Названов казался взрослее и привлекательней всех находившихся здесь ребят и придерживался какого-то собственного стиля в поведении; он был из невозмутимых, молча курил и, казалось, никому не уделял внимания. Лишь ко мне присматривался сощуренным, не то смеющимся, не то прицеливающимся взглядом в упор.

— Что же вы замолчали? — спросила Дина, миловидная девушка с большим и так ярко накрашенным ртом, что он казался каким-то обнаженным, выставленным напоказ. — Вот вы явились, — обратилась она ко мне с упреком или с ревностью, — и ребята примолкли, точно онемели.

— Они, должно быть, говорили пошлости, если примолкли при появлении незнакомой женщины, — ответила я.

Чувственный рот Дины приоткрылся.

— Они не говорили пошлости, они спорили. — Она как-то ловко проскользнула к юноше, одиноко стоявшему в углу.

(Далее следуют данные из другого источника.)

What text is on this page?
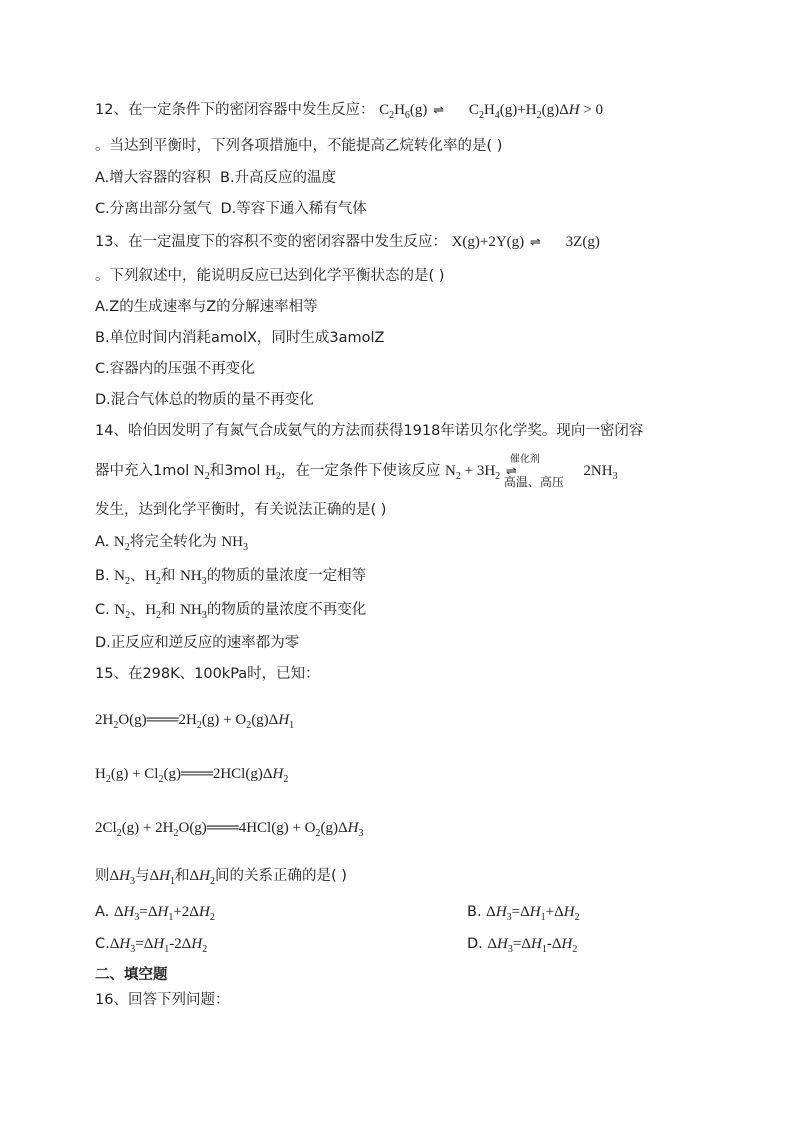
12、在一定条件下的密闭容器中发生反应： $C_2H_6(g)$ ⇌ $C_2H_4(g)+H_2(g)\Delta H > 0$
。当达到平衡时，下列各项措施中，不能提高乙烷转化率的是( )
A.增大容器的容积 B.升高反应的温度
C.分离出部分氢气 D.等容下通入稀有气体
13、在一定温度下的容积不变的密闭容器中发生反应： X(g)+2Y(g) ⇌ 3Z(g)
。下列叙述中，能说明反应已达到化学平衡状态的是( )
A.Z的生成速率与Z的分解速率相等
B.单位时间内消耗amolX，同时生成3amolZ
C.容器内的压强不再变化
D.混合气体总的物质的量不再变化
14、哈伯因发明了有氮气合成氨气的方法而获得1918年诺贝尔化学奖。现向一密闭容
器中充入1mol $N_2$和3mol $H_2$，在一定条件下使该反应 $N_2 + 3H_2$
催化剂
⇌
高温、高压
$2NH_3$
发生，达到化学平衡时，有关说法正确的是( )
A. $N_2$将完全转化为 $NH_3$
B. $N_2$、$H_2$和 $NH_3$的物质的量浓度一定相等
C. $N_2$、$H_2$和 $NH_3$的物质的量浓度不再变化
D.正反应和逆反应的速率都为零
15、在298K、100kPa时，已知：
$2H_2O(g)═══2H_2(g) + O_2(g)\Delta H_1$
$H_2(g)$ + $Cl_2(g)═══2HCl(g)\Delta H_2$
$2Cl_2(g)$ + $2H_2O(g)═══4HCl(g) + O_2(g)\Delta H_3$
则$\Delta H_3$与$\Delta H_1$和$\Delta H_2$间的关系正确的是( )
A. $\Delta H_3=\Delta H_1+2\Delta H_2$	B. $\Delta H_3=\Delta H_1+\Delta H_2$
$C.\Delta H_3=\Delta H_1-2\Delta H_2$	D. $\Delta H_3=\Delta H_1-\Delta H_2$
二、填空题
16、回答下列问题：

— Толя, почитай что-нибудь.

Поэт несколько жеманно повел плечом.

— Стоит ли?

Он обернулся ко мне, и я увидела его усталые, немолодые глаза, налитые черной тоской.

— Пожалуйста, почитайте, — попросила я, озадаченная: откуда у него, такого юного, эта загадочная тоска, не наигранная, а настоящая, человеческая? Какими рождена невзгодами, какими разочарованиями?

Толя выступил на середину комнаты и опустил руки на спинку стула, стройный и какой-то жидкий, точно хребет у него был перебит. Лицо бледное, руки с длинными пальцами, тоже бледные и нежные, вызывающие жалость. На среднем пальце — перстень.

Феликс прикрутил рычажок магнитофона, и музыка зазвучала глуше и печальней.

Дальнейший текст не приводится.